O Templo do Buda de Jade é o templo mais importante de cidade de Xangai. Fundado em 1822, alberga dois budas de jade branco trazidos da Birmânia. É aqui que os habitantes da cidade, assim como os eventuais turistas chineses, realizam os mais variados rituais, desde cerimónias diárias comuns, cerimónias em honra de familiares falecidos ou cerimónias estipuladas pelo calendário budista. 
 
No dia em que o visitei, o templo tinha sido invadido por uma multidão.
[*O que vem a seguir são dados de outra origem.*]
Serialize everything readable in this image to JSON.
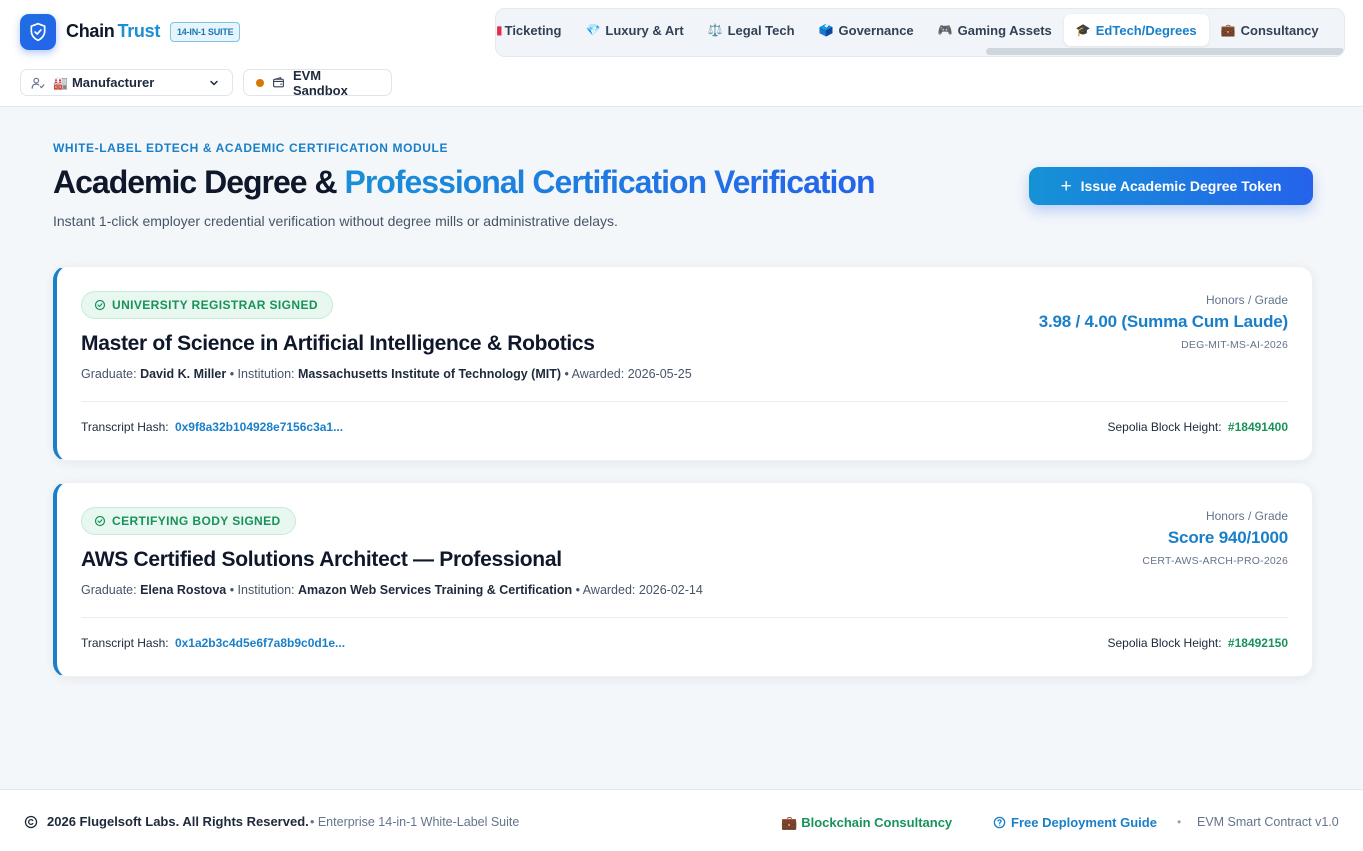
{
  "header": {
    "brand_primary": "Chain",
    "brand_secondary": "Trust",
    "suite_badge": "14-IN-1 SUITE",
    "logo_icon": "shield-check-icon",
    "tabs": [
      {
        "label": "Ticketing",
        "icon": "ticket-icon"
      },
      {
        "label": "Luxury & Art",
        "icon": "gem-icon"
      },
      {
        "label": "Legal Tech",
        "icon": "scales-icon"
      },
      {
        "label": "Governance",
        "icon": "ballot-box-icon"
      },
      {
        "label": "Gaming Assets",
        "icon": "gamepad-icon"
      },
      {
        "label": "EdTech/Degrees",
        "icon": "graduation-cap-icon"
      },
      {
        "label": "Consultancy",
        "icon": "briefcase-icon"
      }
    ],
    "active_tab": "EdTech/Degrees",
    "role": {
      "label": "Manufacturer",
      "icon": "user-check-icon",
      "emoji": "factory-icon"
    },
    "network": {
      "label": "EVM Sandbox",
      "status_color": "#d97706",
      "icon": "wallet-icon"
    }
  },
  "main": {
    "eyebrow": "WHITE-LABEL EDTECH & ACADEMIC CERTIFICATION MODULE",
    "title_part1": "Academic Degree &",
    "title_part2": "Professional Certification Verification",
    "subtitle": "Instant 1-click employer credential verification without degree mills or administrative delays.",
    "issue_button": "Issue Academic Degree Token",
    "grade_label": "Honors / Grade",
    "graduate_label": "Graduate:",
    "institution_label": "• Institution:",
    "awarded_label": "• Awarded:",
    "hash_label": "Transcript Hash:",
    "block_label": "Sepolia Block Height:",
    "credentials": [
      {
        "signature": "UNIVERSITY REGISTRAR SIGNED",
        "title": "Master of Science in Artificial Intelligence & Robotics",
        "graduate": "David K. Miller",
        "institution": "Massachusetts Institute of Technology (MIT)",
        "awarded": "2026-05-25",
        "grade": "3.98 / 4.00 (Summa Cum Laude)",
        "credential_id": "DEG-MIT-MS-AI-2026",
        "transcript_hash": "0x9f8a32b104928e7156c3a1...",
        "block_height": "#18491400"
      },
      {
        "signature": "CERTIFYING BODY SIGNED",
        "title": "AWS Certified Solutions Architect — Professional",
        "graduate": "Elena Rostova",
        "institution": "Amazon Web Services Training & Certification",
        "awarded": "2026-02-14",
        "grade": "Score 940/1000",
        "credential_id": "CERT-AWS-ARCH-PRO-2026",
        "transcript_hash": "0x1a2b3c4d5e6f7a8b9c0d1e...",
        "block_height": "#18492150"
      }
    ]
  },
  "footer": {
    "copyright": "2026 Flugelsoft Labs. All Rights Reserved.",
    "edition": "• Enterprise 14-in-1 White-Label Suite",
    "consultancy_link": "Blockchain Consultancy",
    "guide_link": "Free Deployment Guide",
    "separator": "•",
    "version": "EVM Smart Contract v1.0"
  },
  "colors": {
    "accent": "#1a7fc9",
    "success": "#17935a",
    "primary_gradient_end": "#2563eb"
  }
}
O novo ano chinês — ano da Serpente — começara havia menos de uma semana e muitos rituais tinham de ser cumpridos: orar perante as imagens de Buda, ofertar velas em forma de flor de lótus, queimar incenso e resmas de delicados papéis coloridos depois de cuidadosamente preenchidos. O ruído das gentes, o cheiro a incenso, o fumo denso e as cores vibrantes típicas dos templos budistas têm, em almas ocidentais nada habituadas a este género de ambientes, um efeito atordoante.
 
Muito perto da entrada do templo, numa ala logo à esquerda, passei pela porta de uma sala comprida onde, num contraste com a agitação que ia lá fora, reinava o silêncio quase absoluto. Aí, monges sentados atrás de guichés atendiam utentes do templo. Foi nesse “oásis” que vi a He Lei, visivelmente grávida e de rosto sereno, concentrada nas páginas de um livro sobre os primórdios do budismo.